В действительности, сильную путаницу создавала быстрота, с которой действовал Павел, невзирая на расстояние и Эгейское море. Он послал Тимофея в Коринф, получив послание от Хлоя, в котором тот сообщал о серьезных разногласиях в обществе, но когда Тимофей прибыл туда, уполномоченные Церковью уже отправились к Павлу, чтобы представить ему их собственное понимание событий. Когда Тимофей в конце концов снова возвратился в Ефес, он не застал там Стефания и его помощников, которые уже отправились в Коринф с посланием от Павла[772].
Итак, несмотря ка то, что Павел передвигается в этот период мало, он много пишет.

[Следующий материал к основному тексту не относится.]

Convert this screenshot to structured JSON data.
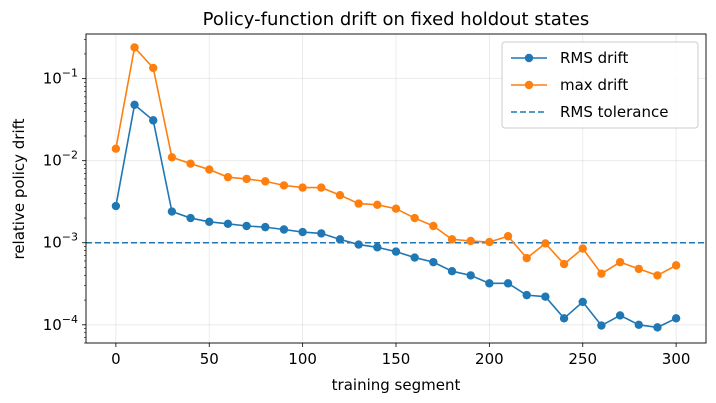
{
  "chart_data": {
    "type": "line",
    "title": "Policy-function drift on fixed holdout states",
    "xlabel": "training segment",
    "ylabel": "relative policy drift",
    "yscale": "log",
    "xlim": [
      -16,
      316
    ],
    "ylim": [
      6e-05,
      0.35
    ],
    "xticks": [
      0,
      50,
      100,
      150,
      200,
      250,
      300
    ],
    "xtick_labels": [
      "0",
      "50",
      "100",
      "150",
      "200",
      "250",
      "300"
    ],
    "yticks": [
      0.0001,
      0.001,
      0.01,
      0.1
    ],
    "ytick_labels": [
      {
        "base": "10",
        "exp": "−4"
      },
      {
        "base": "10",
        "exp": "−3"
      },
      {
        "base": "10",
        "exp": "−2"
      },
      {
        "base": "10",
        "exp": "−1"
      }
    ],
    "grid": true,
    "legend_position": "top-right",
    "x": [
      0,
      10,
      20,
      30,
      40,
      50,
      60,
      70,
      80,
      90,
      100,
      110,
      120,
      130,
      140,
      150,
      160,
      170,
      180,
      190,
      200,
      210,
      220,
      230,
      240,
      250,
      260,
      270,
      280,
      290,
      300
    ],
    "series": [
      {
        "name": "RMS drift",
        "color": "#1f77b4",
        "marker": "circle",
        "values": [
          0.0028,
          0.048,
          0.031,
          0.0024,
          0.002,
          0.0018,
          0.0017,
          0.0016,
          0.00155,
          0.00145,
          0.00135,
          0.0013,
          0.0011,
          0.00095,
          0.00088,
          0.00078,
          0.00066,
          0.00058,
          0.00045,
          0.0004,
          0.00032,
          0.00032,
          0.00023,
          0.00022,
          0.00012,
          0.00019,
          9.8e-05,
          0.00013,
          0.0001,
          9.3e-05,
          0.00012
        ]
      },
      {
        "name": "max drift",
        "color": "#ff7f0e",
        "marker": "circle",
        "values": [
          0.014,
          0.24,
          0.135,
          0.011,
          0.0092,
          0.0078,
          0.0063,
          0.006,
          0.0056,
          0.005,
          0.0047,
          0.0047,
          0.0038,
          0.003,
          0.0029,
          0.0026,
          0.002,
          0.0016,
          0.0011,
          0.00105,
          0.00102,
          0.0012,
          0.00065,
          0.00098,
          0.00055,
          0.00085,
          0.00042,
          0.00058,
          0.00048,
          0.0004,
          0.00053
        ]
      }
    ],
    "reference_lines": [
      {
        "name": "RMS tolerance",
        "y": 0.001,
        "color": "#1f77b4",
        "style": "dashed"
      }
    ]
  }
}
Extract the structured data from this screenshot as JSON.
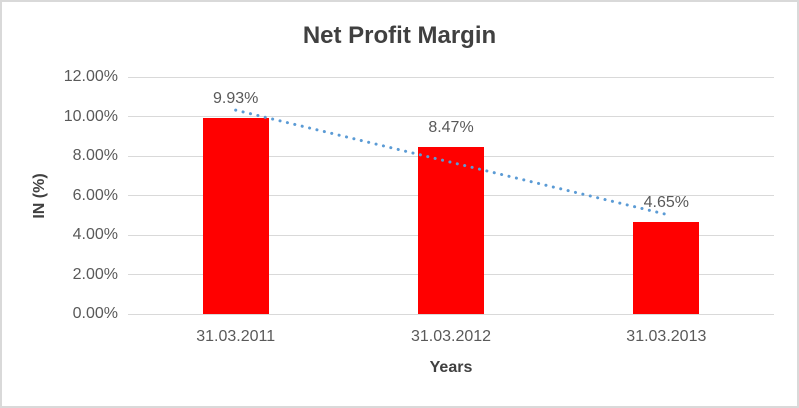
{
  "chart_data": {
    "type": "bar",
    "title": "Net Profit Margin",
    "xlabel": "Years",
    "ylabel": "IN (%)",
    "categories": [
      "31.03.2011",
      "31.03.2012",
      "31.03.2013"
    ],
    "values": [
      9.93,
      8.47,
      4.65
    ],
    "data_labels": [
      "9.93%",
      "8.47%",
      "4.65%"
    ],
    "ylim": [
      0,
      12
    ],
    "ytick_step": 2,
    "ytick_labels": [
      "0.00%",
      "2.00%",
      "4.00%",
      "6.00%",
      "8.00%",
      "10.00%",
      "12.00%"
    ],
    "grid": true,
    "legend": "none",
    "bar_color": "#ff0000",
    "trendline": {
      "type": "linear",
      "style": "dotted",
      "color": "#5b9bd5"
    },
    "gridline_color": "#d9d9d9",
    "frame_color": "#d9d9d9",
    "title_color": "#404040",
    "tick_color": "#595959"
  }
}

Он несколько раз объявляет о своем визите к коринфянам, но без конца откладывает его и, надо полагать, не планирует путешествия раньше, чем осуществит торжественное возвращение в Иерусалим после общего осмотра европейских Церквей[773]. Таким образом, переписка была частой и имела важное значение для обеих сторон, хотя сохранились только несколько писем Павла. Коринфяне особенно охотно сообщались с ним через курьера[774].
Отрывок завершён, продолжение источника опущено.